Minter 3: BIP Tokenomics Update

Future Changes Network-Wide

1. Dynamic Mining

A block reward balancer based on the BIP price dynamics over a specific period. For example, if BIP price shows a 10-percent weekly increase, the block reward distributed among delegators goes up. If, however, the price shows a decrease of +10% over said period, the block reward volume goes down. The actual timeframes for monitoring the price of BIP and extent to which the reward is to be increased or decreased will be calculated in detail later.

2. Burning by Balancer

If the price of BIP goes down, it doesn’t slow down the mining of new coins, meaning the deadline for reaching total supply doesn’t change.
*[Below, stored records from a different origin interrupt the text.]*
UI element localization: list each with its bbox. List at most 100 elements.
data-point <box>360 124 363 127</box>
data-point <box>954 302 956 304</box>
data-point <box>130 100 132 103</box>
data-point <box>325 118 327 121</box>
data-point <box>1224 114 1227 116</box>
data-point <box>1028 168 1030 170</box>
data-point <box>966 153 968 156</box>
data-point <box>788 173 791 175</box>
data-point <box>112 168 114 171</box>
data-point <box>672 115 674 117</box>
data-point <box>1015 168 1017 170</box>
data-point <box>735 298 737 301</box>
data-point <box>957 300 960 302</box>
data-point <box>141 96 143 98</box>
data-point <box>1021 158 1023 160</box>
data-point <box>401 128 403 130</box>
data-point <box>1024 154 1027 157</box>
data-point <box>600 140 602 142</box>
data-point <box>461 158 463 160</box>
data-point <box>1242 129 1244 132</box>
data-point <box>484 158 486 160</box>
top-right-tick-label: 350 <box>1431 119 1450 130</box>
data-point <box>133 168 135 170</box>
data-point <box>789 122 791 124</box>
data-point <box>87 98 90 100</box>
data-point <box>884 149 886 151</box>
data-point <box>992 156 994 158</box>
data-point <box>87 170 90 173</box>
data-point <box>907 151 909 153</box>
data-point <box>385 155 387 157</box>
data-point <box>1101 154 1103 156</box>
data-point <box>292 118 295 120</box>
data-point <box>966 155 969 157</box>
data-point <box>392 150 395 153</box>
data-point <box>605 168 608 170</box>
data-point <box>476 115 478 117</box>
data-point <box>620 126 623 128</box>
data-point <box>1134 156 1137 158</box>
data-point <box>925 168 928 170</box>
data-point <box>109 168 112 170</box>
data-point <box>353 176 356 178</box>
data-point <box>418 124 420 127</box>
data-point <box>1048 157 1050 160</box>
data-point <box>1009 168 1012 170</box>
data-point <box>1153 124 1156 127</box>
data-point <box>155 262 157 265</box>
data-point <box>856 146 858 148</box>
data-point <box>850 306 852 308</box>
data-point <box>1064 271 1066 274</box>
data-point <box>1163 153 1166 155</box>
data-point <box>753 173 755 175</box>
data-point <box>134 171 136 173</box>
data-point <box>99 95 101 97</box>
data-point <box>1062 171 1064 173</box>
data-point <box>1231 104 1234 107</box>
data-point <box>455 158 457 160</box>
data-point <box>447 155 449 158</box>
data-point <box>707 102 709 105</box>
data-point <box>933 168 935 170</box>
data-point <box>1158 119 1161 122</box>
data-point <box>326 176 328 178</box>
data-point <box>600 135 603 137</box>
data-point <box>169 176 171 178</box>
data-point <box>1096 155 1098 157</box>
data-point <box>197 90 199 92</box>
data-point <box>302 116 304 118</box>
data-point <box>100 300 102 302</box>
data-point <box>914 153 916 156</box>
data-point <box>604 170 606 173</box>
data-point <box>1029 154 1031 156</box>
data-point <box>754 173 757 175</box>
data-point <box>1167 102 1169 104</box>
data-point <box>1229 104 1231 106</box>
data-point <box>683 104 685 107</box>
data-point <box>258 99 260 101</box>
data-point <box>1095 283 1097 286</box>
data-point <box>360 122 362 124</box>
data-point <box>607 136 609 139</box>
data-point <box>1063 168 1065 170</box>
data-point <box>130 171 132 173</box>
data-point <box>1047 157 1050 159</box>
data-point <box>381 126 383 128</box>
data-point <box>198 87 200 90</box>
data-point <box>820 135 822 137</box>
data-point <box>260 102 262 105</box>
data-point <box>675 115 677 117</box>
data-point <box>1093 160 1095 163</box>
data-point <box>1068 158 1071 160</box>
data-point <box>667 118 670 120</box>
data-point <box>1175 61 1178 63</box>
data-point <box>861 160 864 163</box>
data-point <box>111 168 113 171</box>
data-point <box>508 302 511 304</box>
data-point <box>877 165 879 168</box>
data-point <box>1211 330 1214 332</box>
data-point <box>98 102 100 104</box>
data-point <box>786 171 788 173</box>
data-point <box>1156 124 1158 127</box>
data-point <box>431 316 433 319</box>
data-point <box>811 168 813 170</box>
In this case, undistributed rewards (down to the base value) will be burned via being sent to the 0th address.

3. Auto-Redelegation

Currently, all delegation rewards are sent to addresses of delegators about once every hour. Auto-redelegation will change things in a way that all rewards will be automatically delegated, increasing the stake. To claim rewards, the user will need to make a regular unbond transaction, specifying the number of coins they need.

4. Burning of Transaction Fees

Portion of each transaction fee will be withheld and burned.

5. Burning of Ticker Fees

When creating a new coin or token, the issuer pays the fee that depends on the length of the ticker—the shorter, the cheaper. Instead of being distributed to validators and their delegators, this fee will now be sent to the 0th address and burned, taking the coins out of free circulation.

6. BIP Buyback and In-Pool Liquidity Lock

When swaps are made within liquidity pools, part of the fee is forever locked into the pool (e.g., by transferring LP tokens to the 0th address) or BIP is bought back and later burned.

  1. BIP buyback and burn
  2. Freezing inside the pool

7. Mechanism of Locking Tokens for Set Duration

This mechanism opens up extra opportunities for DeFi services and Minter-powered projects. The ability to lock BIP, HUB, project tokens, and LP tokens in a decentralized way will help services craft attractive lending, farming, and staking products. In turn, this will extract assets from free circulation and freeze them, and in the case of liquidity pools, guarantee stabler trades. For example, a project/service can establish a liquidity pool and lock LP tokens for a specific duration, ensuring that the pool will be liquid for that time.